James Lynch, Fforest
Small town futures.
There are three Cardigan crops: food, tourists, youth. Local kids grow up with the land, the sea and community. Riches. They love their place, but many leave to find a future, come back when they retire. energy spent.
How can we combine food production, tourism services and technology to create a year round business that keeps the energy here? A business that forms a new (and a bit old) template for rural communities in the beautiful places throughout the uk.
Mark Shayler, TicketyBoo
Developing a circular economy: reinventing manufacturing in Britain.
If we don’t have stuff we can’t make things. We have a linear economy. We take, make, use, and dispose. Only 19% of materials used in the UK are circular. Only 1% of materials used are still in use 6 months later. China owns the rights to 97% of the world’s rare earths. Key manufacturing skills are only 5 years from being lost from the UK. There will be 2 billion more middle class in the East by 2030. Why would the East sell the West anything when they have a big enough market at home?
Enough! How do we begin to manufacture in Britain again? What do we make? Who for? How? What does a circular economy business model look like? How does it make money? How does it make brilliant products that people want?

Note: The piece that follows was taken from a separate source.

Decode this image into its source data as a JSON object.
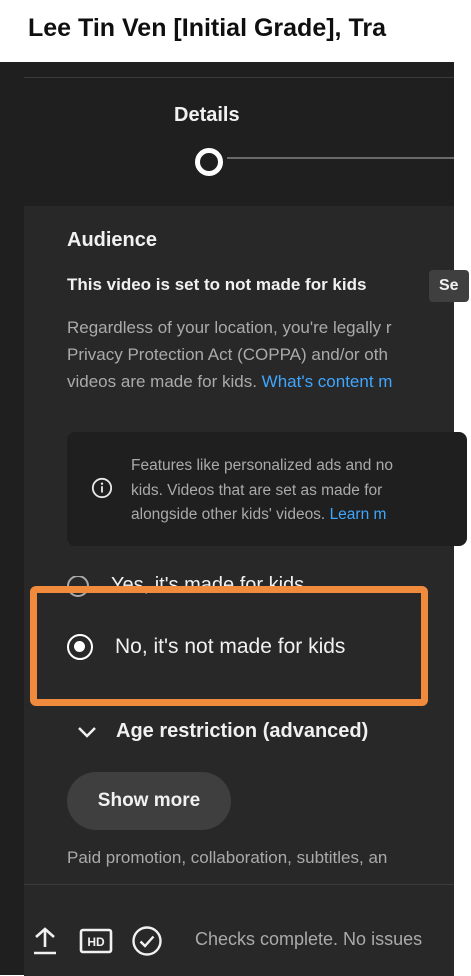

We are going to start a circular economy business. We will design the product, source the product, pack the product, brand the product, identify the market, develop the brand (one that means something – no brand-bollocks here), and build the business plan. Any sector. Any product. Any place
Carlo Navato, Haxstead Estates
Housing a growing population in a sustainable way
There is a predicted shortfall of up to 1,100,000 homes in England by 2016;
the number of house constructions started in England in the year to March 2012 was 104,970 compared with the projected formation of 223,000 households a year. 7.4 million homes in England fail to meet the Government's Decent Homes Standard. In 2008/09, 654,000 households in England were overcrowded. The average age of a first-time buyer (unaided by money from relatives) has risen to 37. Every £1 invested in infrastructure generates £2.84 in total economic activity.
Given the deepening housing crisis across the UK, how do we transform housing delivery to ensure, in a way that is affordable to both society and to the environment, that every household has a decent home?